Nothing Chats App Removed from Google Play Store
The Nothing Chats app, an iMessage alternative that was launched earlier this week, has been removed from the Google Play Store. The company behind the app, Nothing, initially attributed the removal to "several bugs" that needed to be fixed. However, a comprehensive technical analysis by security researchers suggests that the app's removal was likely due to significant security concerns.
Security Concerns Raised
Kishan Bagaria, Founder of Texts.com, initially raised these concerns on X/Twitter. Later, the Texts.com team also published a detailed blog outlining the app's vulnerabilities.

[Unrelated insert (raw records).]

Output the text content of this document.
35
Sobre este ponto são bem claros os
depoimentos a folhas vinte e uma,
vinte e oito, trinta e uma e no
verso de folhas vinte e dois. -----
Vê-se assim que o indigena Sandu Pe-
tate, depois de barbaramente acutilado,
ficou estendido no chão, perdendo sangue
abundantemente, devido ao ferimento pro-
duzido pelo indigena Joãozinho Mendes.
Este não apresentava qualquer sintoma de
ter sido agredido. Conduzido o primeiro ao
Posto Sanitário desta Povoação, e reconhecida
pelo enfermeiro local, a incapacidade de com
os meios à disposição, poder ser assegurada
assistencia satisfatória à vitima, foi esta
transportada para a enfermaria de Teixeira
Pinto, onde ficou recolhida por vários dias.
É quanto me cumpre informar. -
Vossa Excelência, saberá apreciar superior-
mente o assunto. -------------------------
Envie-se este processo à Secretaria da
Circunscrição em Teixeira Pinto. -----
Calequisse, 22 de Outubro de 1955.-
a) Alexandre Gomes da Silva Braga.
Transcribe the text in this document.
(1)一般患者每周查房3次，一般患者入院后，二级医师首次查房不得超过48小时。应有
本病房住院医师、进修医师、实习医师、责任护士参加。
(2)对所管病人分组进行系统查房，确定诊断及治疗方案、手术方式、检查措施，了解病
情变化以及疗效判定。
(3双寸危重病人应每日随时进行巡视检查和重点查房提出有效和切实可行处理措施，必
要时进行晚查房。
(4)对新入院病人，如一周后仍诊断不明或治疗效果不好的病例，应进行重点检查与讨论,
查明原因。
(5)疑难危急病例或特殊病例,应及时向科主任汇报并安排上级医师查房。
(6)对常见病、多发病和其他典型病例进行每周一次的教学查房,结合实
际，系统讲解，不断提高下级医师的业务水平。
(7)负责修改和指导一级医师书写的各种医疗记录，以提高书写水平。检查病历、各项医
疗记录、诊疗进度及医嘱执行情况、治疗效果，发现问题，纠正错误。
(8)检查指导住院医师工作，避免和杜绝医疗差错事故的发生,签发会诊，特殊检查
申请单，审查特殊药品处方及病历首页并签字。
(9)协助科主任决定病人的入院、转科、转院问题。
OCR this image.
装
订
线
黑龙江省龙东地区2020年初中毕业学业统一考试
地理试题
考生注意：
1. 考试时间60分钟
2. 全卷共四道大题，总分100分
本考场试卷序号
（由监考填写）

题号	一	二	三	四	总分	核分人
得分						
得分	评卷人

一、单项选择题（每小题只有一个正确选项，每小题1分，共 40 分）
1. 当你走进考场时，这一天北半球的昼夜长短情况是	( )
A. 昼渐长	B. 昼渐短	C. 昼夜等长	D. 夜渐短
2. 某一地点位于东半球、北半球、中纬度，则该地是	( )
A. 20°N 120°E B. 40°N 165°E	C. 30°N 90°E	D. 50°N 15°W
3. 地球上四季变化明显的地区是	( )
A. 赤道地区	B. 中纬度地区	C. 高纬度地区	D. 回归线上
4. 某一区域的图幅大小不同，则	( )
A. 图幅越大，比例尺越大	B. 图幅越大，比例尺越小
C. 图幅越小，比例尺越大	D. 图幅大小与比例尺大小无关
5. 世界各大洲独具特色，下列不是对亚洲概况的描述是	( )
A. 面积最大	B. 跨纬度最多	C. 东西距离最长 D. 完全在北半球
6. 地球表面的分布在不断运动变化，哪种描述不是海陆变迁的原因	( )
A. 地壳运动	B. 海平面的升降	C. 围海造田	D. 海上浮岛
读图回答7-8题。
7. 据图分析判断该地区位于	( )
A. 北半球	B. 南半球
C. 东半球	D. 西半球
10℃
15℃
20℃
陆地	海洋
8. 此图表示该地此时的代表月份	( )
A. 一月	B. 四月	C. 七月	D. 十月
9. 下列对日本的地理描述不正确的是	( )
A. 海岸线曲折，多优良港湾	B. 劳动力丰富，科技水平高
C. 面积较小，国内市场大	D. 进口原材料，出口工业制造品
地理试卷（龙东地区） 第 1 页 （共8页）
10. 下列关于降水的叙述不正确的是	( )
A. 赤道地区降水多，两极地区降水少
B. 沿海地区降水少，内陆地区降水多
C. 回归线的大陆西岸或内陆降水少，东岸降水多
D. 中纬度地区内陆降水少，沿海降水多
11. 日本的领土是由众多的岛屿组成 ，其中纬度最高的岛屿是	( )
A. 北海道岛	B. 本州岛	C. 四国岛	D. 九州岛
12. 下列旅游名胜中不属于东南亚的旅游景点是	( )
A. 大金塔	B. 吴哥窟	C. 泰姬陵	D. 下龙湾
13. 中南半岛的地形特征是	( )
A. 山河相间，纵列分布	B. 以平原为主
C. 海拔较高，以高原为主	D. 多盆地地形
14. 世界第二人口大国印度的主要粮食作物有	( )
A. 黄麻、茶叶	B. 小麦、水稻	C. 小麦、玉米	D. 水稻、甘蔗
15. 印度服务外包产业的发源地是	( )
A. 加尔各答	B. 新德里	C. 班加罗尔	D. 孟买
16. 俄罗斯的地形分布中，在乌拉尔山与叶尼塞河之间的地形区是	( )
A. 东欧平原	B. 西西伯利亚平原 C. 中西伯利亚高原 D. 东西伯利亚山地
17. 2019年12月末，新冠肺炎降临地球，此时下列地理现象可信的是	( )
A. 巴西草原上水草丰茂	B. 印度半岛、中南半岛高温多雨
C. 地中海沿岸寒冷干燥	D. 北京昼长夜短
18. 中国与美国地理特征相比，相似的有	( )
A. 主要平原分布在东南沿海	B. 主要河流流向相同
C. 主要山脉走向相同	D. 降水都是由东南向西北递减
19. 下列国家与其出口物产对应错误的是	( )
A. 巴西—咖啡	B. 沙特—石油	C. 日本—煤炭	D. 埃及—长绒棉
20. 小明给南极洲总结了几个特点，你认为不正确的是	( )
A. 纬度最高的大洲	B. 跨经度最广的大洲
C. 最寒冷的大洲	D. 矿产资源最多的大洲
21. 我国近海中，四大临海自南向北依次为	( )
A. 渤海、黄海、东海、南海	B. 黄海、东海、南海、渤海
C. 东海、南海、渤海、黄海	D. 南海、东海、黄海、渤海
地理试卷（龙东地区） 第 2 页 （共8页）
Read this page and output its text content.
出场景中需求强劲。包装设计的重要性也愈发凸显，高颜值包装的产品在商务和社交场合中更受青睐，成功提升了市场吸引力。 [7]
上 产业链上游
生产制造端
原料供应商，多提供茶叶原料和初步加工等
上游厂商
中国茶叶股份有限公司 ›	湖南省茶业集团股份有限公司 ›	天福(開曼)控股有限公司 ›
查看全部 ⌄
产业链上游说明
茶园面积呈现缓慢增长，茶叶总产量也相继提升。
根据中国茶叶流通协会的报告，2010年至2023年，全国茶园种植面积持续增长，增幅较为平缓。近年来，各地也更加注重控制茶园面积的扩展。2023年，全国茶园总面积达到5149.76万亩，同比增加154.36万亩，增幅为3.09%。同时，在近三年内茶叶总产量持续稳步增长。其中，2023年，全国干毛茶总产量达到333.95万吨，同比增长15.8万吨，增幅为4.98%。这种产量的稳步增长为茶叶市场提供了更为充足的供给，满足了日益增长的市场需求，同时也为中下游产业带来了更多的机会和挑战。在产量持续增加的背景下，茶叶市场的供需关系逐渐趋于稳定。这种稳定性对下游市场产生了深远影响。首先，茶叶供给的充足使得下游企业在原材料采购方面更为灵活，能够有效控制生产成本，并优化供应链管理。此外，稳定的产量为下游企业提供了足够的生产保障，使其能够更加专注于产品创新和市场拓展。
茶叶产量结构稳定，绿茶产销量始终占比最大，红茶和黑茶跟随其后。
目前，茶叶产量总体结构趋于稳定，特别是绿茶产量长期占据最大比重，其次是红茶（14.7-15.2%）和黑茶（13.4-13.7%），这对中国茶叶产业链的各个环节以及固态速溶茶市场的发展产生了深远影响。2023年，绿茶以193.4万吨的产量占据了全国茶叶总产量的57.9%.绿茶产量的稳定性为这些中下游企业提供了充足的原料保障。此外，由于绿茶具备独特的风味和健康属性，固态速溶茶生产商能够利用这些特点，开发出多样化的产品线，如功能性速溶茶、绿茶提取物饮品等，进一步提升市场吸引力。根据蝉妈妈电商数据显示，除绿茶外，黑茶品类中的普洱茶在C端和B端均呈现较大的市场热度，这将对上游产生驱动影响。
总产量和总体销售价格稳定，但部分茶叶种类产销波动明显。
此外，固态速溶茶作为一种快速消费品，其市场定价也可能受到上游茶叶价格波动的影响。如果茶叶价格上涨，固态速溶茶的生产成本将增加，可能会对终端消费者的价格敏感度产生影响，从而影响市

Their investigation revealed that Sunbird, Nothing's service provider, had been misleading users about the end-to-end encryption of messages routed through its servers. While messages sent to Sunbird's servers were encrypted, the JSON Web Tokens (JWT) generated by the service were sent without any encryption to another Sunbird server, making them vulnerable to interception.
Additionally, the messages were decrypted and stored on Sunbird servers, leaving them susceptible to unauthorized access.
Demonstrating Vulnerabilities
Texts.com demonstrated this by intercepting the JWTs exchanged between two devices, gaining access to the Firebase real-time database. Researchers then were able to intercept JWT tokens and access user information and conversations with just 23 lines of code.
While the privacy issues are directly attributable to Sunbird, Nothing has drawn criticism for choosing to work with the company and for downplaying the severity of the situation by labeling it as "bugs.
Diminishing Appeal
With Apple's recent announcement of RCS support, the Nothing Chats app's appeal has diminished further. Users should exercise caution when logging into third-party services using their Apple IDs, even if encryption is promised.
It remains to be seen whether Nothing Chats will be able to address these security concerns and make a successful return to the Play Store.